Name: [NAME WITHHELD UPON REQUEST]
Location: Lombard, Illinois
A few years ago, my stepfather had a series of bad strokes. The last time I saw him before the strokes, I saw a strange superimposed vision of a gray skull over his face when I looked at him. After his strokes, my mother would sit at the kitchen table with him while he would have conversations with his long-dead relatives. His mother sat in one chair, his two sisters sat in two other chairs. One day he stopped in the middle of a conversation with his dead mother, looked up at the kitchen door, watched another person (not there) come into the room, sit down, and started talking with him. My mother asked him, “Who are you talking to now?” He said. “My brother, Lee.” My mother, frustrated as a caregiver can be, said, “Lee’s not Here.” My step-dad just continued to talk with his dead family. About two hours later, the phone rang. The call was from Florida. My step dad’s brother, Lee, had passed away, suddenly, about four hours before.
This got me thinking. As the human brain tries to “fix” itself after a stroke, does it connect new pathways from seldom used connections, and could those connections pass through and activate a dormant ability as an after effect?
In my 20s, I was a mailman in my town. I worked there for several years. After I quit I often wondered about the rest of the mail carriers. One day I was walking through town and was on George’s route. George was an older, grumpy guy, who had the same route for 20 years or more. I was sitting down on a park bench when I saw George go by. I said, “Hi,” and waved for him to come over and talk. He was much older than I remembered, and kind of an ashen gray with age (I thought). No mailman likes to stop moving, it breaks their stride, but he stopped, then kept going. But that was the way George always acted. A week or so later, I called a Letter Carrier that I knew in High School. We got to talking about the old days, and I mentioned my seeing George, and how I had expected him to have retired by then. My friend then told me that George had passed away a year or so before.
Sometimes you have to experience something yourself in order to believe it. I think George was a “repeater,” an entity that was in the same place for so many years, doing the same thing, that his spirit was imprinted in the ether of his route.
This stuff just seems to run in my family. Usually, my experiences have to do with death, or something bad that’s going to happen to a family member. When I was 8, the home phone rang, and I just blurted out “Terry-Lee is dead.” She was my cousin in Wisconsin. My folks answered the phone. It was my uncle saying his daughter, Terry-Lee had died about an hour before.
I collect antique eyeglasses. Around 1979, I had just purchased a pair from a private collector with rather nice cobalt blue lenses, with steel frames from 1725. One of the temple bars was broken. The seller told me that it was broken by a musket ball, killing the wearer. I cleaned them, and left them on my living room table and went to bed. I was awakened about 4:00 AM by being face slapped–right, left, right, left — real hard. I got up and found the cobalt blue eyeglasses sitting on my bedside table, right next to me. I locked them in my display case and never had a problem with them again.

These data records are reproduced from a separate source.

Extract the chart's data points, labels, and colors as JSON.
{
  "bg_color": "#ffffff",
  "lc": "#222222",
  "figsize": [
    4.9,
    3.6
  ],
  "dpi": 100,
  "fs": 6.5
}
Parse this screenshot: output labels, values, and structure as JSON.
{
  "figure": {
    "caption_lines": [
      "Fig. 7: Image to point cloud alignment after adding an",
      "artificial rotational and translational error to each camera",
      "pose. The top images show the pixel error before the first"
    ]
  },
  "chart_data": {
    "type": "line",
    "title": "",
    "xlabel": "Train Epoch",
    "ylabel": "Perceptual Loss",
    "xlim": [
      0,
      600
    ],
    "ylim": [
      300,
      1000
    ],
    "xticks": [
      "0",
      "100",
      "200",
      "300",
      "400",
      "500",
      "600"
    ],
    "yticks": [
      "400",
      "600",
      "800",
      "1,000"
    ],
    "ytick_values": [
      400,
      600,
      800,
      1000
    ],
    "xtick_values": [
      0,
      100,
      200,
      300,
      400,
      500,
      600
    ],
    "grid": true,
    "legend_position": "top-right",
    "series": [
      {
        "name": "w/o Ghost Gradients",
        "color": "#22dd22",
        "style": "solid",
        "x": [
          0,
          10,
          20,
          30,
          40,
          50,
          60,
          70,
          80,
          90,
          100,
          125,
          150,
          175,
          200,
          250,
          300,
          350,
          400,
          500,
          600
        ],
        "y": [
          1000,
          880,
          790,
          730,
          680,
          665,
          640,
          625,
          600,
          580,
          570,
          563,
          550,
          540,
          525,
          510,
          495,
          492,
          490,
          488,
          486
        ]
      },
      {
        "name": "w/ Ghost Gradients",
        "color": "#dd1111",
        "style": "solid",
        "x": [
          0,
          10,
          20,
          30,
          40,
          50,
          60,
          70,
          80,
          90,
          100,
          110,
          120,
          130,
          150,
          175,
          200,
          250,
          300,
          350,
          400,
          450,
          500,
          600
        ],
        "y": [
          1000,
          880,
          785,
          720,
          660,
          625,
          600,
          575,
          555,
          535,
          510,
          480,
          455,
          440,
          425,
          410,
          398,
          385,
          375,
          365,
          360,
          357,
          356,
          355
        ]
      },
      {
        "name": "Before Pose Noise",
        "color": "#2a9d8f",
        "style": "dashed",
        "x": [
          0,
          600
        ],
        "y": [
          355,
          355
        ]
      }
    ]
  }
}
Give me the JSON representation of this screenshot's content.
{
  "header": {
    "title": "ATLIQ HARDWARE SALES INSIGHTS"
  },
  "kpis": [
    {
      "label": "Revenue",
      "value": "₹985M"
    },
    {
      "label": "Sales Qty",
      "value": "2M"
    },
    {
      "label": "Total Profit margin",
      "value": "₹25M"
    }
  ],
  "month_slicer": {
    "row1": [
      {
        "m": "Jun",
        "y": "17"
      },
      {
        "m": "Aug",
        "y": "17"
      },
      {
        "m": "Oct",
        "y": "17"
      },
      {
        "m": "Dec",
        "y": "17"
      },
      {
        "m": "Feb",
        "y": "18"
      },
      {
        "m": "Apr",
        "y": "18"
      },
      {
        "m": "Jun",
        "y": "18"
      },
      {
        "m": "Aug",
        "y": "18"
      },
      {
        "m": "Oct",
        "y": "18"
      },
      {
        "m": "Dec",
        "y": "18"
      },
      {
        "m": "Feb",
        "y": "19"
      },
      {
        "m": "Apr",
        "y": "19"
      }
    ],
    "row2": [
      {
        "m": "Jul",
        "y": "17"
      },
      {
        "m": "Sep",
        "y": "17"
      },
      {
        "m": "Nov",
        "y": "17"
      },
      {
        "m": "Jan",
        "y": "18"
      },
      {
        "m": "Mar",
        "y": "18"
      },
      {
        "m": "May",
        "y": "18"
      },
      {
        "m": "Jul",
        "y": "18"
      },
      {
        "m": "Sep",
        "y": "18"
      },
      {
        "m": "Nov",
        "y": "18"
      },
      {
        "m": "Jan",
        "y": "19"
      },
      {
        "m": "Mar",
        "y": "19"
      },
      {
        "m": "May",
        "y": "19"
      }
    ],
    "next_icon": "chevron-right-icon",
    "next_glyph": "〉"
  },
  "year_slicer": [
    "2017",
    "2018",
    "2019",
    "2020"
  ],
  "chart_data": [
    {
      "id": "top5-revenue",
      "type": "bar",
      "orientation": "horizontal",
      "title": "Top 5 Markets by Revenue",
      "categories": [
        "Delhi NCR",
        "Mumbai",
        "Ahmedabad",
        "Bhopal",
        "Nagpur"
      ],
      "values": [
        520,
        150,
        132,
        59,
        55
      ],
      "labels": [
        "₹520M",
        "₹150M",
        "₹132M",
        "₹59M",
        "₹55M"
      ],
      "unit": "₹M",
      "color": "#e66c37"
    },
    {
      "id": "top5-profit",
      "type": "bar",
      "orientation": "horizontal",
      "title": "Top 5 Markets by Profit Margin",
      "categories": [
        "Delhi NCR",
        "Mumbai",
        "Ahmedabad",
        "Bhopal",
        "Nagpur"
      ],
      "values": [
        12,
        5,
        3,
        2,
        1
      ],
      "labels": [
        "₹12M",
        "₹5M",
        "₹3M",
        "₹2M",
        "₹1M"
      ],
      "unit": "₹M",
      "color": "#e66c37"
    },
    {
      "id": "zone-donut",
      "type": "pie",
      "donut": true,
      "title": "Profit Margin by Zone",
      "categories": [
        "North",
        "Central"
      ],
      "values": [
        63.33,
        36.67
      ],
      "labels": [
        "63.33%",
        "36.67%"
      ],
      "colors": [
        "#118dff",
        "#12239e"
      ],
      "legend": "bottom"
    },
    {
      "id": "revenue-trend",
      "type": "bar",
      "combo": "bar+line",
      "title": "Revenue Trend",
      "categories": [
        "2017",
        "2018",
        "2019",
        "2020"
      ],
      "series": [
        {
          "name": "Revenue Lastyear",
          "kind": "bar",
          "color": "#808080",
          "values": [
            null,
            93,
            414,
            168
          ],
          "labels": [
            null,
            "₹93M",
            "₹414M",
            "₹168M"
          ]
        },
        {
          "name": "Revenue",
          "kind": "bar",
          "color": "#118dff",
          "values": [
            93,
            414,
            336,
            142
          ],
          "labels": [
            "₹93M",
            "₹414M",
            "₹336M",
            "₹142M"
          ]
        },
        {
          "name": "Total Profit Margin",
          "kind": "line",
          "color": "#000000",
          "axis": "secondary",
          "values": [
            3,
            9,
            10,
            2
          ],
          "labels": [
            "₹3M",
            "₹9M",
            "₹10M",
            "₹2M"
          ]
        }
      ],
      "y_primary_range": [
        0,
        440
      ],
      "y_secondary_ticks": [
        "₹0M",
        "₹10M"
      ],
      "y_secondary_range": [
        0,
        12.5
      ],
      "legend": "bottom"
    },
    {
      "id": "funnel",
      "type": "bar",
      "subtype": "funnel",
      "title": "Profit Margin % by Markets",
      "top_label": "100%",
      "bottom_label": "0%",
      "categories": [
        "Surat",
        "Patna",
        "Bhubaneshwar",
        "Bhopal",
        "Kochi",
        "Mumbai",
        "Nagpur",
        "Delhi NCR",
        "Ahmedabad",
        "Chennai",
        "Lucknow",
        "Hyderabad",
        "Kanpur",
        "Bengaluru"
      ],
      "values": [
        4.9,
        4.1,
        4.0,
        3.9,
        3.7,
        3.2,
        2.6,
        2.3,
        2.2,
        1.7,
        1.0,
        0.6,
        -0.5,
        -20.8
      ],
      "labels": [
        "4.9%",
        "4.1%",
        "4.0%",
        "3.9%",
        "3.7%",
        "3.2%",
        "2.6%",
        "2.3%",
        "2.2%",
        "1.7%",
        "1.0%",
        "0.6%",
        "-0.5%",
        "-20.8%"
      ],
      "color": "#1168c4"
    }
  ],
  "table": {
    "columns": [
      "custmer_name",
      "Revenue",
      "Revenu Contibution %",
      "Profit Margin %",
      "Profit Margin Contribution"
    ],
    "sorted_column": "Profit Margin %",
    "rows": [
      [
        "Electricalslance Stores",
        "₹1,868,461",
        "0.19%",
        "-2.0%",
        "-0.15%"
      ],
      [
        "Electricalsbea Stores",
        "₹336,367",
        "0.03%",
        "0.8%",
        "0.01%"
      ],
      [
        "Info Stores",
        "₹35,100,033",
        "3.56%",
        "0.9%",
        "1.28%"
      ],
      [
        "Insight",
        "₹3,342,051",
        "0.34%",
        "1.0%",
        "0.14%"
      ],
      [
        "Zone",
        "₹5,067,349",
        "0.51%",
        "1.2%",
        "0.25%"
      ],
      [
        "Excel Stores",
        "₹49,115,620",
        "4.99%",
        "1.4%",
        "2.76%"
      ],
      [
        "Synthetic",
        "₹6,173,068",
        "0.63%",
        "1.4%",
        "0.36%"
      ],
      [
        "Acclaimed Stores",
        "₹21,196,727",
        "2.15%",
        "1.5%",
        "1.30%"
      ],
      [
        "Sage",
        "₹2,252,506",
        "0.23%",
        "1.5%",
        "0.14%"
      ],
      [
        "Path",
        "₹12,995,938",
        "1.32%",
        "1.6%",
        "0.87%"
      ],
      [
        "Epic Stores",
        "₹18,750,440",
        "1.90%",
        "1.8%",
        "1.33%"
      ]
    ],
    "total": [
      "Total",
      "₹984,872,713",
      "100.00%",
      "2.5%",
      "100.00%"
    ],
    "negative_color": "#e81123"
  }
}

A few years ago, my daughter and I were sitting in the dining room next to the kitchen. I forget what we were talking about, but we were the only ones in the house. Suddenly, we both noticed out of the corner of our eyes, something drop from the center of the kitchen ceiling straight down to the floor. It was a small plastic McDonald’s Happy Meal toy turtle. It kind of freaked us both out, as THAT particular toy was in a bag of other Happy Meal toys in the basement. Then other things started disappearing and re-appearing, for no rhyme or reason. I gave my daughter a set of 3 collectible swords. One went missing. We found it under her bed — which was impossible as the only way to put it there would be to lift up her bed, as it wouldn’t fit otherwise. I went looking for a DVD that I knew was on top of a stack of them. I couldn’t find it anywhere. I tore the house up looking for it. I went back to the stack to check again — it still wasn’t there. Next day it was sitting on the top of the stack again. I was the only one in the house for the whole time. One day I got up late for work. Rushing to get dressed, I dropped a handful of pennies and didn’t stop to pick them up. When I got home, the pennies were in the center of my bed in a nice, neat, straight-up stack. No one was in my house from when I left for work until I got home around 6:30. There are several more stories to tell. Maybe someday.
This might be interesting to you. It has been clinically proven by two sleep studies that I don’t, or cannot dream. It’s not that I don’t remember dreaming — all the brain wave patterns surprised the doctors. They kept asking me to come back for more tests, but my insurance company wouldn’t cover any more testing — so I didn’t. It was funny because I had told the doctors before the tests that I don’t dream, and they told me it was impossible, if I didn’t dream I should be dead. After the tests, they came into the room, and, acting like they were telling me something I didn’t know exclaimed, “You don’t DREAM.” I just shook my head and said, “I told you so.”